Peak Mortgages' managing partner says brokering has given her opportunities that never existed in the banking space
After ten years at BMO, working her way up from teller to financial planner to mortgage specialist, Julie Tran left the bank for a brokerage.
Tran, now a managing partner at Peak Mortgages in Vancouver, says that she left the bank because she had discovered a love of the mortgage business and wanted the freedom to serve clients directly that only a broker has. She’s flourished as a broker and attributes much of that success to the lessons she learned as a banker. While a shift from bank to brokerage has come with challenges, Tran says she’s pleased with her success and sees brokerages as a great option for the right kind of banker looking to grow outside one of the big six.
“The bank was a great opportunity; I was there for over 10 years and I learned a lot. But being there for 10 years, I felt like I needed to grow and expand. And the only way I felt I could have done this was to go and become a broker,” Tran says. “I wanted to give my clients the best possible solutions. I didn't think I could do that with a bank because I was working [only] with the bank, whereas being a broker, I have so many other options for my clients.”
In her trajectory through BMO Tran worked as a teller, an assistant manager, a financial planner, and a mortgage specialist. More than anything else, she says she enjoyed mortgages. It was a chance to engage directly with client’s dreams and make them a reality. She says she loved the creativity that lending work would require. After becoming a mortgage specialist, though, Tran noticed that her options were limited. She could shoot up, and aim at becoming an executive, or stay in the specialist role. She left for a brokerage because it allowed her so many more options to make those client dreams reality.

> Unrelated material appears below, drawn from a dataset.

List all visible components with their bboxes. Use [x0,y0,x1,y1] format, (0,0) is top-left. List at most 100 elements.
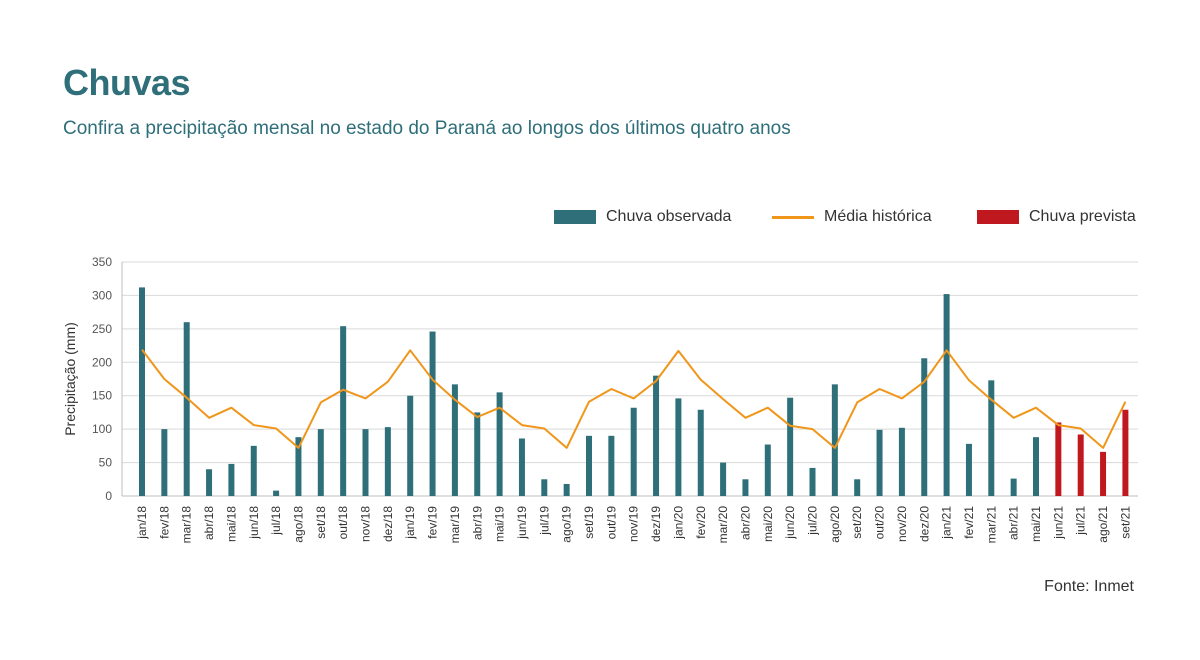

Tran says that at Peak, she now works for her clients and not for the bank. The bank, she had noticed, applied a single policy without much leeway for clients who might not fit into their standards for financing. As a broker she says there are so many more options in terms of lenders, that she can find the best solutions. At BMO Tran would have to turn away clients who didn’t fit in the bank’s program. Now she can find the solutions that fit best.
Banking experience has been key to Tran’s success. She says that BMO’s commitment to customer service has served her well in on the relationship-management side of the brokerage business. She learned management skills, too, that she’s put to work as a managing partner at Peak. Even working as a financial planner gave Tran an eye for markets and broad economic trends she can use to serve her clients as a broker. She has a broad base of financial services knowledge she can pull from to answer almost any question a client may have.
Tran has excelled at peak, joining as a partner and moving up to Managing partner within two years. She says some of this success has been driven by mentorship. She says forging new relationships with lenders and underwriters was challenging coming from the more vertically-integrated world of the bank. Joining Peak, Tran was able to learn from a deep, well-connected team that already had strong connections and relationships in the lending and underwriting space. Peak and it’s leaders furnished Tran with the entry point she needed.
Tran says that the decided to make the jump to Peak when she realized that she had already built a degree of self-sufficiency at the bank. She says that other bankers looking to make that shift should work on establishing independent client pipelines.
“I ended up making a big jump when I realized that I didn't need anything from the bank in order to succeed,” Tran says. “Many bank mortgage specialists rely on referrals that come from the bank. I came to a point where I never needed any referrals from the bank, in order to grow my business.
“I think if somebody is looking to switch to a brokerage, they should make sure that they're you have no reliance on the bank. Once you become a broker, you actually have to go and get those deals, they don't come to you.”